Ева быстро выключила лампы у огромной кровати. Глупая реакция, без сомнения, но ей не хотелось привлекать внимание к соблазнительным подушкам и серому шелковому одеялу. Она сбросила туфли. Бедро просто кричало от боли, и она, закрыв глаза, помассировала воспаленный сустав большим пальцем, а когда их открыла, увидела, что Грифф смотрит на нее с тревогой в сощуренных глазах.

Она слабо улыбнулась.

– По-моему, я слишком стара для высоких каблуков, не находишь?

Он покачал головой, и Ева быстро сменила тему. – Хочешь выпить, Грифф? – Она открыла мини-бар. – Кажется, здесь у меня есть все. Скотч, джин, ром, пиво, красное и белое вино, шампанское.

– Уверен, что мне понадобится скотч.

– С водой или льдом?

– Небольшой кубик льда.

Грифф не сказал «пожалуйста», вероятно, демонстрируя, что рассержен. Казалось, он заполнил всю комнату своим темным задумчивым присутствием, пока Ева выливала содержимое бутылки в стакан, потом вынула пару кубиков льда из маленькой морозильной камеры холодильника и бросила их в стакан. Высыпала пакет орешков в маленькое зеленое блюдце и поставила перед ним на стеклянный журнальный столик.

– Спасибо, – сказал он, принимая стакан. – Выпьешь со мной?

Ева сомневалась, что спиртное сможет успокоить потрясенные нервы, однако выбрала белое вино и села напротив Гриффа, потихоньку подсунув подушку под ноющее бедро.

Грифф, напротив, выглядел на удивление непринужденно. Она постоянно цеплялась за него взглядом: привлекательный, в белой рубашке с расстегнутым воротом, с закатанными рукавами, обнажающими мускулистые плечи, и густыми волосами, завивающимися на концах.

Подняв стакан в приветственном салюте, он улыбнулся, хотя в улыбке грусть смешалась с нерешительностью.

– Выпьем. Думаю, я должен сказать: «За нашу дочь».

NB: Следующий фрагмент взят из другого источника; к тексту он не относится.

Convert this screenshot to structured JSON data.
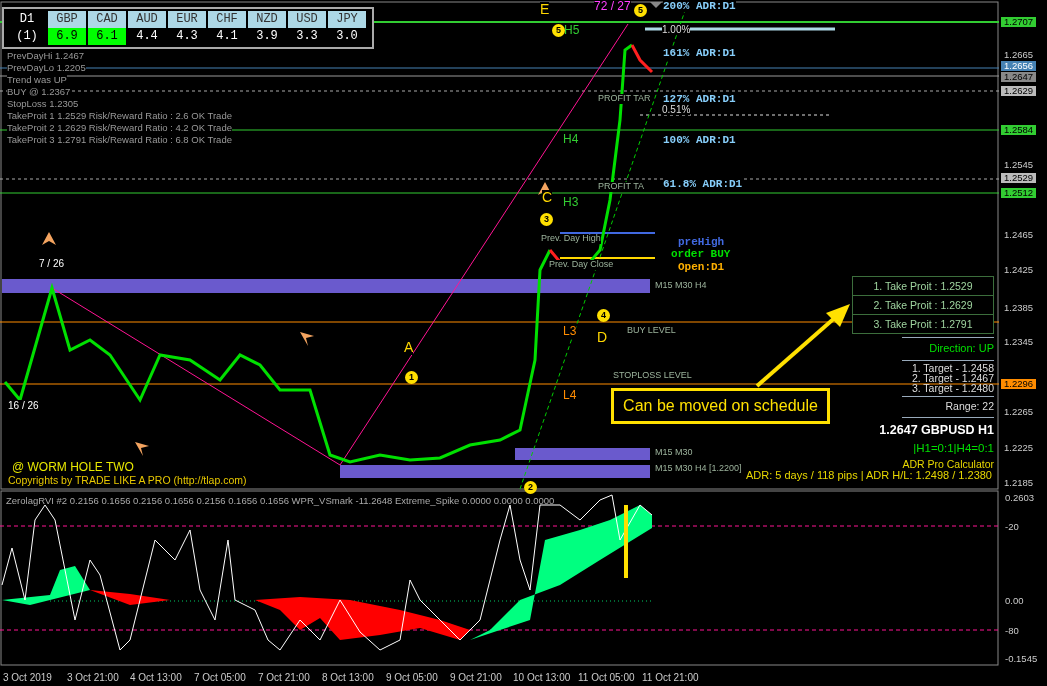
{
  "currency_table": {
    "timeframe": "D1",
    "period": "(1)",
    "currencies": [
      {
        "code": "GBP",
        "value": "6.9",
        "highlighted": true
      },
      {
        "code": "CAD",
        "value": "6.1",
        "highlighted": true
      },
      {
        "code": "AUD",
        "value": "4.4",
        "highlighted": false
      },
      {
        "code": "EUR",
        "value": "4.3",
        "highlighted": false
      },
      {
        "code": "CHF",
        "value": "4.1",
        "highlighted": false
      },
      {
        "code": "NZD",
        "value": "3.9",
        "highlighted": false
      },
      {
        "code": "USD",
        "value": "3.3",
        "highlighted": false
      },
      {
        "code": "JPY",
        "value": "3.0",
        "highlighted": false
      }
    ]
  },
  "info_lines": [
    "PrevDayHi 1.2467",
    "PrevDayLo 1.2205",
    "Trend was UP",
    "BUY @ 1.2367",
    "StopLoss 1.2305",
    "TakeProit 1 1.2529 Risk/Reward Ratio : 2.6 OK Trade",
    "TakeProit 2 1.2629 Risk/Reward Ratio : 4.2 OK Trade",
    "TakeProit 3 1.2791 Risk/Reward Ratio : 6.8 OK Trade"
  ],
  "chart_labels": [
    {
      "text": "E",
      "kind": "yellow"
    },
    {
      "text": "72 / 27",
      "kind": "magenta"
    },
    {
      "text": "200% ADR:D1",
      "kind": "adr"
    },
    {
      "text": "H5",
      "kind": "green"
    },
    {
      "text": "1.00%",
      "kind": "pct"
    },
    {
      "text": "161% ADR:D1",
      "kind": "adr"
    },
    {
      "text": "PROFIT TAR",
      "kind": "gray"
    },
    {
      "text": "127% ADR:D1",
      "kind": "adr"
    },
    {
      "text": "0.51%",
      "kind": "pct"
    },
    {
      "text": "100% ADR:D1",
      "kind": "adr"
    },
    {
      "text": "H4",
      "kind": "green"
    },
    {
      "text": "PROFIT TA",
      "kind": "gray"
    },
    {
      "text": "61.8% ADR:D1",
      "kind": "adr"
    },
    {
      "text": "C",
      "kind": "yellow"
    },
    {
      "text": "H3",
      "kind": "green"
    },
    {
      "text": "Prev. Day High",
      "kind": "gray"
    },
    {
      "text": "preHigh",
      "kind": "blue-bold"
    },
    {
      "text": "order BUY",
      "kind": "green-bold"
    },
    {
      "text": "Prev. Day Close",
      "kind": "gray"
    },
    {
      "text": "Open:D1",
      "kind": "orange-bold"
    },
    {
      "text": "7 / 26",
      "kind": "white"
    },
    {
      "text": "M15 M30 H4",
      "kind": "gray"
    },
    {
      "text": "L3",
      "kind": "orange"
    },
    {
      "text": "BUY LEVEL",
      "kind": "gray"
    },
    {
      "text": "D",
      "kind": "yellow"
    },
    {
      "text": "A",
      "kind": "yellow"
    },
    {
      "text": "STOPLOSS LEVEL",
      "kind": "gray"
    },
    {
      "text": "L4",
      "kind": "orange"
    },
    {
      "text": "16 / 26",
      "kind": "white"
    },
    {
      "text": "M15 M30",
      "kind": "gray"
    },
    {
      "text": "M15 M30 H4  [1.2200]",
      "kind": "gray"
    }
  ],
  "wave_markers": [
    {
      "text": "5"
    },
    {
      "text": "5"
    },
    {
      "text": "3"
    },
    {
      "text": "4"
    },
    {
      "text": "1"
    },
    {
      "text": "2"
    }
  ],
  "price_axis": [
    {
      "text": "1.2707",
      "kind": "green"
    },
    {
      "text": "1.2665",
      "kind": "plain"
    },
    {
      "text": "1.2656",
      "kind": "blue"
    },
    {
      "text": "1.2647",
      "kind": "gray"
    },
    {
      "text": "1.2629",
      "kind": "light"
    },
    {
      "text": "1.2584",
      "kind": "green"
    },
    {
      "text": "1.2545",
      "kind": "plain"
    },
    {
      "text": "1.2529",
      "kind": "light"
    },
    {
      "text": "1.2512",
      "kind": "green"
    },
    {
      "text": "1.2465",
      "kind": "plain"
    },
    {
      "text": "1.2425",
      "kind": "plain"
    },
    {
      "text": "1.2385",
      "kind": "plain"
    },
    {
      "text": "1.2345",
      "kind": "plain"
    },
    {
      "text": "1.2296",
      "kind": "orange"
    },
    {
      "text": "1.2265",
      "kind": "plain"
    },
    {
      "text": "1.2225",
      "kind": "plain"
    },
    {
      "text": "1.2185",
      "kind": "plain"
    }
  ],
  "take_profits": [
    "1. Take Proit : 1.2529",
    "2. Take Proit : 1.2629",
    "3. Take Proit : 1.2791"
  ],
  "direction": "Direction: UP",
  "targets": [
    "1. Target - 1.2458",
    "2. Target - 1.2467",
    "3. Target - 1.2480"
  ],
  "range": "Range: 22",
  "quote": "1.2647 GBPUSD H1",
  "h_ratio": "|H1=0:1|H4=0:1",
  "calculator": "ADR Pro Calculator",
  "adr_summary": "ADR: 5 days / 118 pips | ADR H/L: 1.2498 / 1.2380",
  "callout": "Can be moved on schedule",
  "brand": {
    "name": "@ WORM HOLE TWO",
    "copyright": "Copyrights by TRADE LIKE A PRO (http://tlap.com)"
  },
  "indicator": {
    "header": "ZerolagRVI #2 0.2156 0.1656 0.2156 0.1656 0.2156 0.1656 0.1656   WPR_VSmark -11.2648   Extreme_Spike 0.0000 0.0000 0.0000",
    "axis": [
      "0.2603",
      "-20",
      "0.00",
      "-80",
      "-0.1545"
    ]
  },
  "time_axis": [
    "3 Oct 2019",
    "3 Oct 21:00",
    "4 Oct 13:00",
    "7 Oct 05:00",
    "7 Oct 21:00",
    "8 Oct 13:00",
    "9 Oct 05:00",
    "9 Oct 21:00",
    "10 Oct 13:00",
    "11 Oct 05:00",
    "11 Oct 21:00"
  ]
}
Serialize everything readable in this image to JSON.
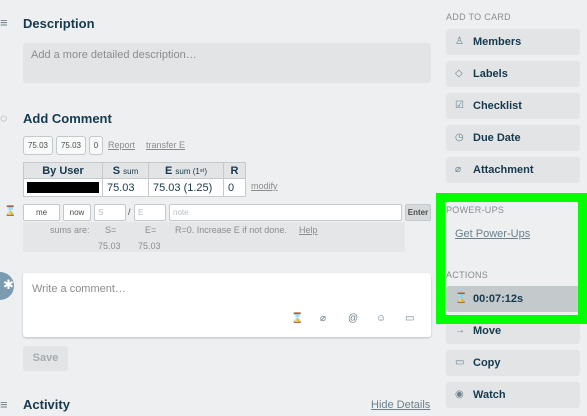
{
  "description": {
    "title": "Description",
    "placeholder": "Add a more detailed description…"
  },
  "add_comment": {
    "title": "Add Comment",
    "chips": [
      "75.03",
      "75.03",
      "0"
    ],
    "report_link": "Report",
    "transfer_link": "transfer E"
  },
  "sums_table": {
    "headers": {
      "user": "By User",
      "s_main": "S ",
      "s_sub": "sum",
      "e_main": "E ",
      "e_sub": "sum (1ˢᵗ)",
      "r": "R"
    },
    "row": {
      "user": "",
      "s": "75.03",
      "e": "75.03 (1.25)",
      "r": "0"
    },
    "modify_link": "modify"
  },
  "entry_row": {
    "user_value": "me",
    "time_value": "now",
    "s_placeholder": "S",
    "slash": "/",
    "e_placeholder": "E",
    "note_placeholder": "note",
    "enter_label": "Enter"
  },
  "sums_info": {
    "label": "sums are:",
    "s_label": "S=",
    "e_label": "E=",
    "hint": "R=0. Increase E if not done.",
    "help_link": "Help",
    "s_value": "75.03",
    "e_value": "75.03"
  },
  "comment": {
    "placeholder": "Write a comment…",
    "save_label": "Save"
  },
  "activity": {
    "title": "Activity",
    "hide_details": "Hide Details"
  },
  "sidebar": {
    "add_to_card_heading": "ADD TO CARD",
    "buttons": [
      {
        "label": "Members",
        "icon": "person-icon"
      },
      {
        "label": "Labels",
        "icon": "tag-icon"
      },
      {
        "label": "Checklist",
        "icon": "checkbox-icon"
      },
      {
        "label": "Due Date",
        "icon": "clock-icon"
      },
      {
        "label": "Attachment",
        "icon": "paperclip-icon"
      }
    ],
    "powerups_heading": "POWER-UPS",
    "get_powerups": "Get Power-Ups",
    "actions_heading": "ACTIONS",
    "timer_label": "00:07:12s",
    "action_buttons": [
      {
        "label": "Move",
        "icon": "arrow-right-icon"
      },
      {
        "label": "Copy",
        "icon": "copy-icon"
      },
      {
        "label": "Watch",
        "icon": "eye-icon"
      }
    ]
  },
  "colors": {
    "highlight_frame": "#00ff00",
    "background": "#edeff0",
    "button_bg": "#e2e4e6",
    "text": "#17394d"
  }
}
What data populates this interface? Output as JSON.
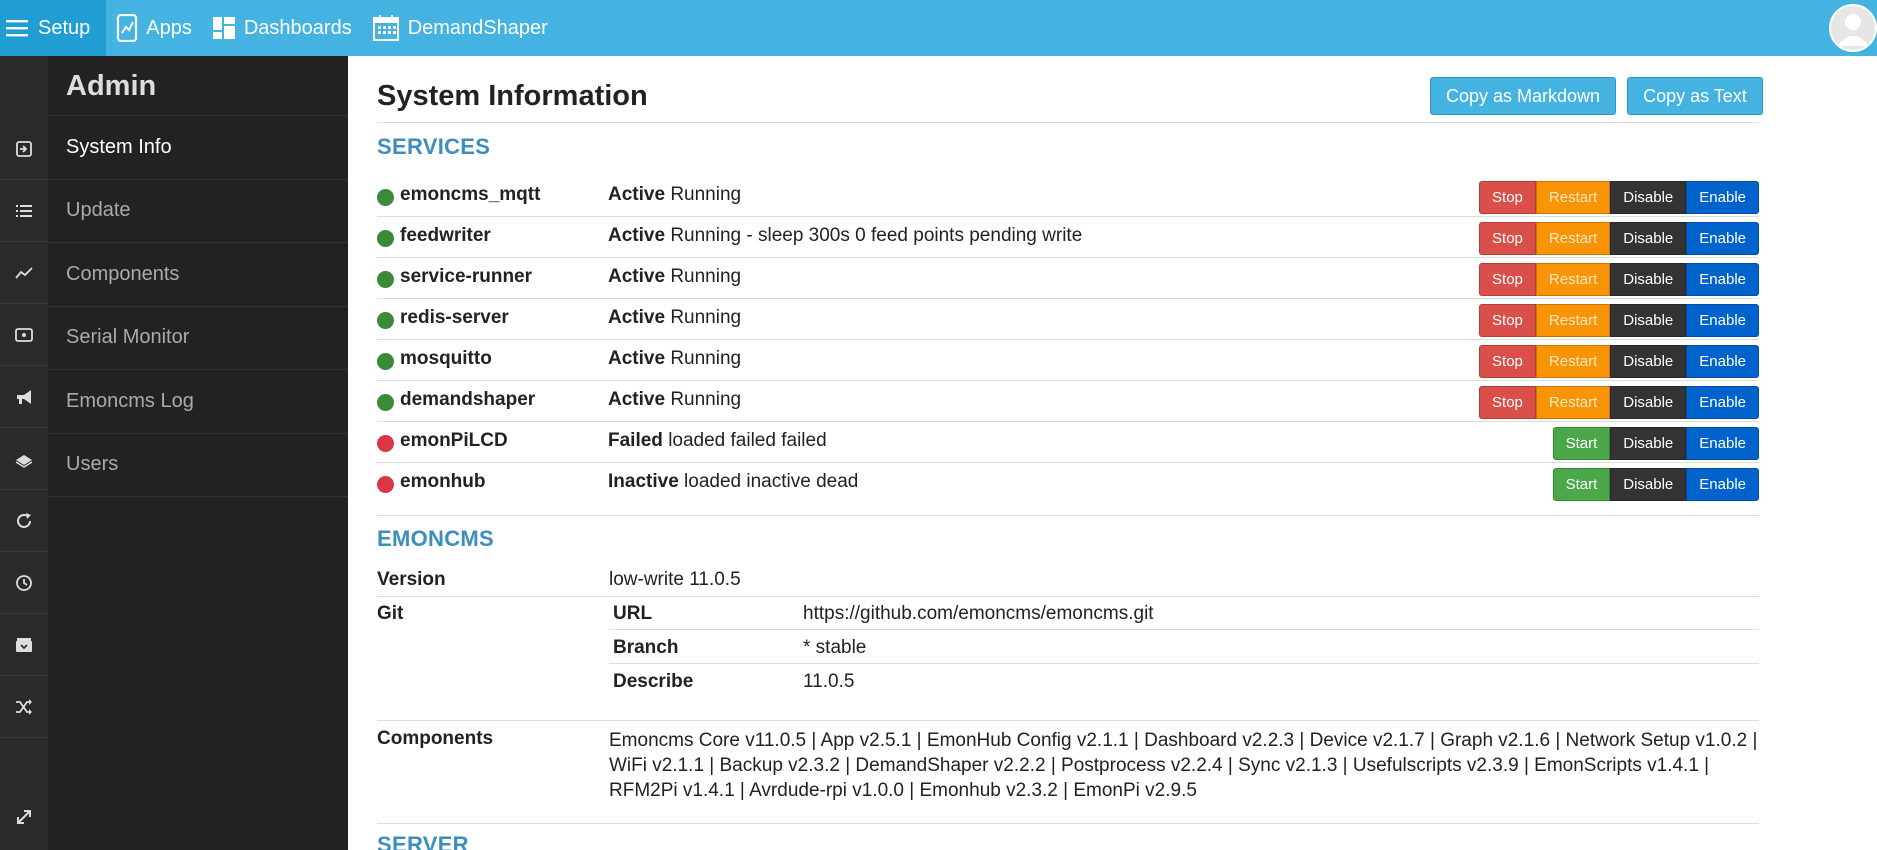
{
  "topbar": {
    "items": [
      {
        "label": "Setup",
        "icon": "hamburger-icon"
      },
      {
        "label": "Apps",
        "icon": "apps-icon"
      },
      {
        "label": "Dashboards",
        "icon": "dashboards-icon"
      },
      {
        "label": "DemandShaper",
        "icon": "calendar-icon"
      }
    ]
  },
  "sidebar": {
    "title": "Admin",
    "items": [
      {
        "label": "System Info"
      },
      {
        "label": "Update"
      },
      {
        "label": "Components"
      },
      {
        "label": "Serial Monitor"
      },
      {
        "label": "Emoncms Log"
      },
      {
        "label": "Users"
      }
    ]
  },
  "iconbar": [
    "login-icon",
    "list-icon",
    "graph-icon",
    "monitor-icon",
    "megaphone-icon",
    "book-icon",
    "refresh-icon",
    "clock-icon",
    "archive-icon",
    "shuffle-icon",
    "expand-icon"
  ],
  "page": {
    "title": "System Information",
    "copy_markdown": "Copy as Markdown",
    "copy_text": "Copy as Text"
  },
  "services": {
    "heading": "SERVICES",
    "rows": [
      {
        "name": "emoncms_mqtt",
        "state": "Active",
        "detail": "Running",
        "ok": true
      },
      {
        "name": "feedwriter",
        "state": "Active",
        "detail": "Running - sleep 300s 0 feed points pending write",
        "ok": true
      },
      {
        "name": "service-runner",
        "state": "Active",
        "detail": "Running",
        "ok": true
      },
      {
        "name": "redis-server",
        "state": "Active",
        "detail": "Running",
        "ok": true
      },
      {
        "name": "mosquitto",
        "state": "Active",
        "detail": "Running",
        "ok": true
      },
      {
        "name": "demandshaper",
        "state": "Active",
        "detail": "Running",
        "ok": true
      },
      {
        "name": "emonPiLCD",
        "state": "Failed",
        "detail": "loaded failed failed",
        "ok": false
      },
      {
        "name": "emonhub",
        "state": "Inactive",
        "detail": "loaded inactive dead",
        "ok": false
      }
    ],
    "btn_stop": "Stop",
    "btn_restart": "Restart",
    "btn_disable": "Disable",
    "btn_enable": "Enable",
    "btn_start": "Start"
  },
  "emoncms": {
    "heading": "EMONCMS",
    "version_label": "Version",
    "version_value": "low-write 11.0.5",
    "git_label": "Git",
    "git": [
      {
        "k": "URL",
        "v": "https://github.com/emoncms/emoncms.git"
      },
      {
        "k": "Branch",
        "v": "* stable"
      },
      {
        "k": "Describe",
        "v": "11.0.5"
      }
    ],
    "components_label": "Components",
    "components_value": "Emoncms Core v11.0.5 | App v2.5.1 | EmonHub Config v2.1.1 | Dashboard v2.2.3 | Device v2.1.7 | Graph v2.1.6 | Network Setup v1.0.2 | WiFi v2.1.1 | Backup v2.3.2 | DemandShaper v2.2.2 | Postprocess v2.2.4 | Sync v2.1.3 | Usefulscripts v2.3.9 | EmonScripts v1.4.1 | RFM2Pi v1.4.1 | Avrdude-rpi v1.0.0 | Emonhub v2.3.2 | EmonPi v2.9.5"
  },
  "server": {
    "heading": "SERVER"
  },
  "colors": {
    "topbar": "#44b3e2",
    "active_dot": "#3a8a3a",
    "failed_dot": "#dc3545"
  }
}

«Нашу дочь». Его слова, как осколки, поразили сердце Евы. Она снова вспомнила малышку Лайне, годы мучительной потери и тоски, и ей пришлось прижать кулак к губам, чтобы сдержать всхлип. Не сейчас.

– Лайне такая красавица, правда? – не выдержала она.

– Да, да. – Грифф глубоко вздохнул. – Ты должна мне кое-что объяснить.

– Знаю. – Она поставила бокал, даже не потрудившись попробовать вино. Ее рука дрожала, и немного вина пролилось на столик. – Полагаю, теперь ты понимаешь, почему я так спешила покинуть бухту.

– Я сложил два и два, да, но понятия не имею, почему ты решила оставить меня в неведении. – Глаза Гриффа были полны гнева. – Я имел право знать, что стану отцом.

– Да, Грифф. Я знаю. Прости. – Трудно мыслить ясно под столь бдительным оком. Ева бросила взгляд на серый ковер. – Я виновата.

– Так почему ты от меня это скрыла?

Ева нервно сглотнула, зная, что оправдание не прозвучит столь же убедительно, как ей когда-то казалось.

– Помнишь дебаты в школе, когда ты выступал за аборт?

Из губ Гриффа вырвался задушенный вздох.

– Не особо. Мы часто занималась дебатами. Но только не говори мне… – Он остановился, явно потрясенный.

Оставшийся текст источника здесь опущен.